Полная версия:
Забавные, а порой и страшные приключения юного шиноби. Фантасмагория. Часть 1
– Лечат, лечат, – уверенно вмешалась младшая, энергично облизывая леденец своим синим языком, – это они для разнообразия, чтобы карму поправить, – и, уже стоя рядом с Ратибором, продолжила, как бы успокаивая: – Ты не бойся, мы тебя вообще-то не жениться сюда позвали, мы тебя позвали, потому что у папаши нашего нет денег врача к нам позвать. А он мне нужен, – и девочка, видя, что шиноби внимательно смотрит на неё, кивает головой: – Да, да, мне… Вернее, не мне, а моей мамаше, я бы на то и внимания не обратила, поболит, да и пройдёт, но она у меня мнительная.

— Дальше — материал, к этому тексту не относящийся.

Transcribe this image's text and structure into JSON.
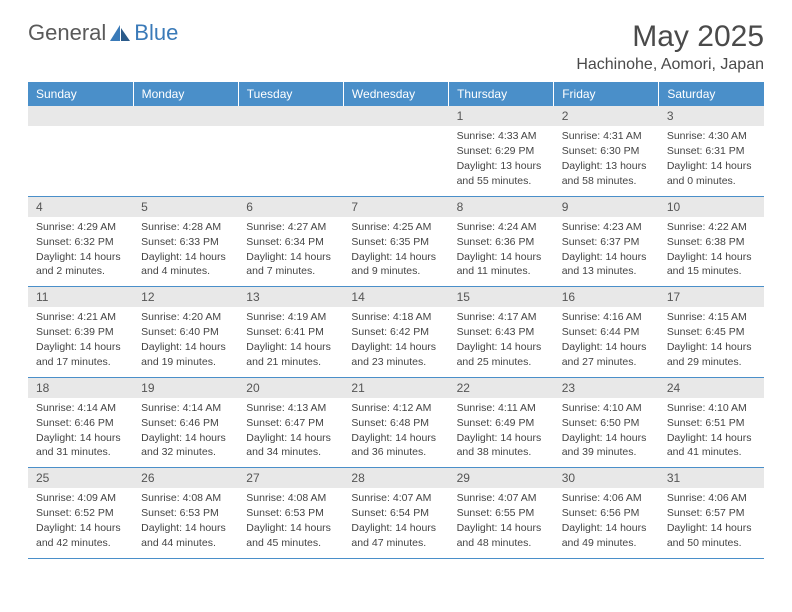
{
  "logo": {
    "general": "General",
    "blue": "Blue"
  },
  "title": "May 2025",
  "subtitle": "Hachinohe, Aomori, Japan",
  "colors": {
    "header_bg": "#4a8fc9",
    "header_text": "#ffffff",
    "daynum_bg": "#e8e8e8",
    "border": "#4a8fc9",
    "logo_gray": "#5a5a5a",
    "logo_blue": "#3a7ab8"
  },
  "weekdays": [
    "Sunday",
    "Monday",
    "Tuesday",
    "Wednesday",
    "Thursday",
    "Friday",
    "Saturday"
  ],
  "weeks": [
    [
      null,
      null,
      null,
      null,
      {
        "n": "1",
        "sr": "4:33 AM",
        "ss": "6:29 PM",
        "dl": "13 hours and 55 minutes."
      },
      {
        "n": "2",
        "sr": "4:31 AM",
        "ss": "6:30 PM",
        "dl": "13 hours and 58 minutes."
      },
      {
        "n": "3",
        "sr": "4:30 AM",
        "ss": "6:31 PM",
        "dl": "14 hours and 0 minutes."
      }
    ],
    [
      {
        "n": "4",
        "sr": "4:29 AM",
        "ss": "6:32 PM",
        "dl": "14 hours and 2 minutes."
      },
      {
        "n": "5",
        "sr": "4:28 AM",
        "ss": "6:33 PM",
        "dl": "14 hours and 4 minutes."
      },
      {
        "n": "6",
        "sr": "4:27 AM",
        "ss": "6:34 PM",
        "dl": "14 hours and 7 minutes."
      },
      {
        "n": "7",
        "sr": "4:25 AM",
        "ss": "6:35 PM",
        "dl": "14 hours and 9 minutes."
      },
      {
        "n": "8",
        "sr": "4:24 AM",
        "ss": "6:36 PM",
        "dl": "14 hours and 11 minutes."
      },
      {
        "n": "9",
        "sr": "4:23 AM",
        "ss": "6:37 PM",
        "dl": "14 hours and 13 minutes."
      },
      {
        "n": "10",
        "sr": "4:22 AM",
        "ss": "6:38 PM",
        "dl": "14 hours and 15 minutes."
      }
    ],
    [
      {
        "n": "11",
        "sr": "4:21 AM",
        "ss": "6:39 PM",
        "dl": "14 hours and 17 minutes."
      },
      {
        "n": "12",
        "sr": "4:20 AM",
        "ss": "6:40 PM",
        "dl": "14 hours and 19 minutes."
      },
      {
        "n": "13",
        "sr": "4:19 AM",
        "ss": "6:41 PM",
        "dl": "14 hours and 21 minutes."
      },
      {
        "n": "14",
        "sr": "4:18 AM",
        "ss": "6:42 PM",
        "dl": "14 hours and 23 minutes."
      },
      {
        "n": "15",
        "sr": "4:17 AM",
        "ss": "6:43 PM",
        "dl": "14 hours and 25 minutes."
      },
      {
        "n": "16",
        "sr": "4:16 AM",
        "ss": "6:44 PM",
        "dl": "14 hours and 27 minutes."
      },
      {
        "n": "17",
        "sr": "4:15 AM",
        "ss": "6:45 PM",
        "dl": "14 hours and 29 minutes."
      }
    ],
    [
      {
        "n": "18",
        "sr": "4:14 AM",
        "ss": "6:46 PM",
        "dl": "14 hours and 31 minutes."
      },
      {
        "n": "19",
        "sr": "4:14 AM",
        "ss": "6:46 PM",
        "dl": "14 hours and 32 minutes."
      },
      {
        "n": "20",
        "sr": "4:13 AM",
        "ss": "6:47 PM",
        "dl": "14 hours and 34 minutes."
      },
      {
        "n": "21",
        "sr": "4:12 AM",
        "ss": "6:48 PM",
        "dl": "14 hours and 36 minutes."
      },
      {
        "n": "22",
        "sr": "4:11 AM",
        "ss": "6:49 PM",
        "dl": "14 hours and 38 minutes."
      },
      {
        "n": "23",
        "sr": "4:10 AM",
        "ss": "6:50 PM",
        "dl": "14 hours and 39 minutes."
      },
      {
        "n": "24",
        "sr": "4:10 AM",
        "ss": "6:51 PM",
        "dl": "14 hours and 41 minutes."
      }
    ],
    [
      {
        "n": "25",
        "sr": "4:09 AM",
        "ss": "6:52 PM",
        "dl": "14 hours and 42 minutes."
      },
      {
        "n": "26",
        "sr": "4:08 AM",
        "ss": "6:53 PM",
        "dl": "14 hours and 44 minutes."
      },
      {
        "n": "27",
        "sr": "4:08 AM",
        "ss": "6:53 PM",
        "dl": "14 hours and 45 minutes."
      },
      {
        "n": "28",
        "sr": "4:07 AM",
        "ss": "6:54 PM",
        "dl": "14 hours and 47 minutes."
      },
      {
        "n": "29",
        "sr": "4:07 AM",
        "ss": "6:55 PM",
        "dl": "14 hours and 48 minutes."
      },
      {
        "n": "30",
        "sr": "4:06 AM",
        "ss": "6:56 PM",
        "dl": "14 hours and 49 minutes."
      },
      {
        "n": "31",
        "sr": "4:06 AM",
        "ss": "6:57 PM",
        "dl": "14 hours and 50 minutes."
      }
    ]
  ],
  "labels": {
    "sunrise": "Sunrise: ",
    "sunset": "Sunset: ",
    "daylight": "Daylight: "
  }
}
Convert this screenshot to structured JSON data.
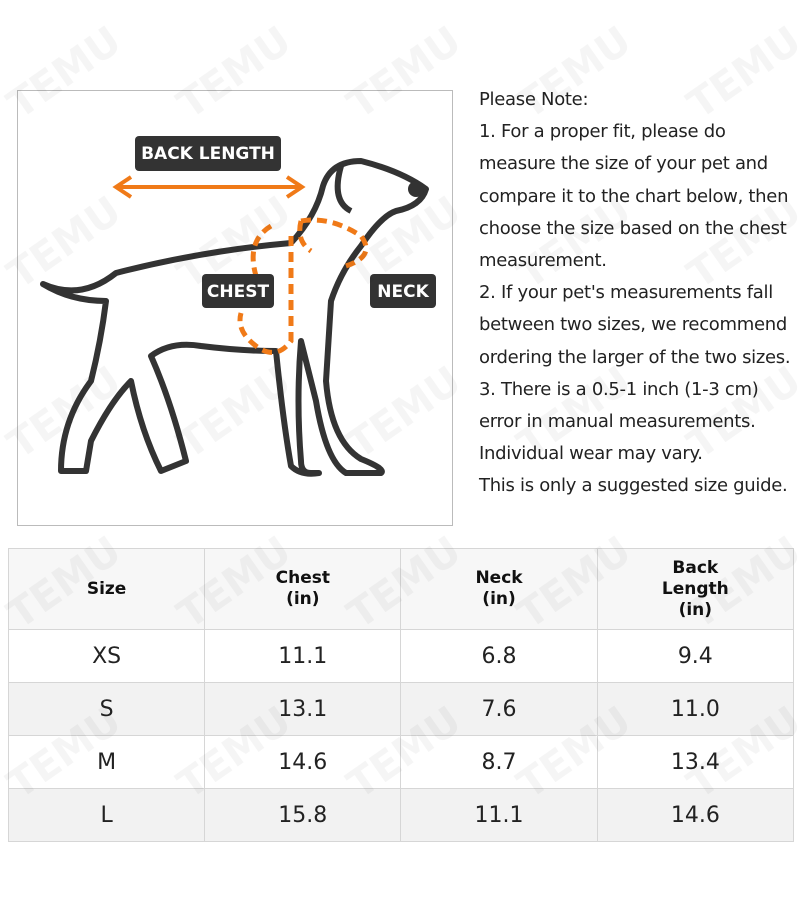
{
  "watermark": "TEMU",
  "diagram": {
    "labels": {
      "back_length": "BACK LENGTH",
      "chest": "CHEST",
      "neck": "NECK"
    }
  },
  "note": {
    "lines": [
      "Please Note:",
      "1. For a proper fit, please do",
      "measure the size of your pet and",
      "compare it to the chart below, then",
      "choose the size based on the chest",
      "measurement.",
      "2. If your pet's measurements fall",
      "between two sizes, we recommend",
      "ordering the larger of the two sizes.",
      "3. There is a 0.5-1 inch (1-3 cm)",
      "error in manual measurements.",
      "Individual wear may vary.",
      "This is only a suggested size guide."
    ]
  },
  "table": {
    "header": [
      "Size",
      "Chest (in)",
      "Neck (in)",
      "Back Length (in)"
    ],
    "rows": [
      [
        "XS",
        "11.1",
        "6.8",
        "9.4"
      ],
      [
        "S",
        "13.1",
        "7.6",
        "11.0"
      ],
      [
        "M",
        "14.6",
        "8.7",
        "13.4"
      ],
      [
        "L",
        "15.8",
        "11.1",
        "14.6"
      ]
    ]
  }
}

– И в чём же ваша хворь? – интересуется Ратибор, и тут его посещает одна мысль: «А вдруг заплатят? Да. Это было бы очень кстати».
И вправду денег у него было очень мало, он отдал почти всё своему неожиданно обжёгшемуся кислотой старшему товарищу на лечение, хотя им обоим наниматель выдал по приличной сумме перед дорогой.
– Да вот, – девочка широко разевает рот и показывает ему что-то там. – Вот тут…
– Мне нужен свет, – шиноби пытается разобраться, – но я скажу вам сразу, стоматология – отдельное искусство, ему я не обучен.
Лея подносит ему лампу, и тогда он, чуть оттянув щёку девочки пальцем, всё понимает:
– Но, слава Богу, дело тут простое. Молочный зуб ещё не выпал, и взрослому расти мешает. Сейчас мы это разрешим, мне лишь за инструментами сходить придётся, – говорит он, продолжая заглядывать в синий от леденца рот ребёнка.
– Правда? – радуется мамаша. – Вы всё сделаете?
– Попробую, – отвечает молодой человек и уходит. Возвращается со своим ларцом, из которого достаёт небольшие щипцы.
– А анестезия?! – воскликнула Мория.
– Я полагаю, в ней нужды не будет, – заверил девочку шиноби. – Прошу вас рот открыть.
– Смотри там, не вырви мне лишних зубов, эскулап, – предупредил юношу ребёнок и раскрыл пошире рот.
А дело оказалось простым, едва он смог уцепится за молочный зуб, как тот едва ли не сам отвалился.
– Всё, дело сделано, – сказал Ратибор, кладя зуб себе на руку. – И вот она, причина беспокойств.
– А не больно было, – сообщила Мория, пробуя языком новый зуб.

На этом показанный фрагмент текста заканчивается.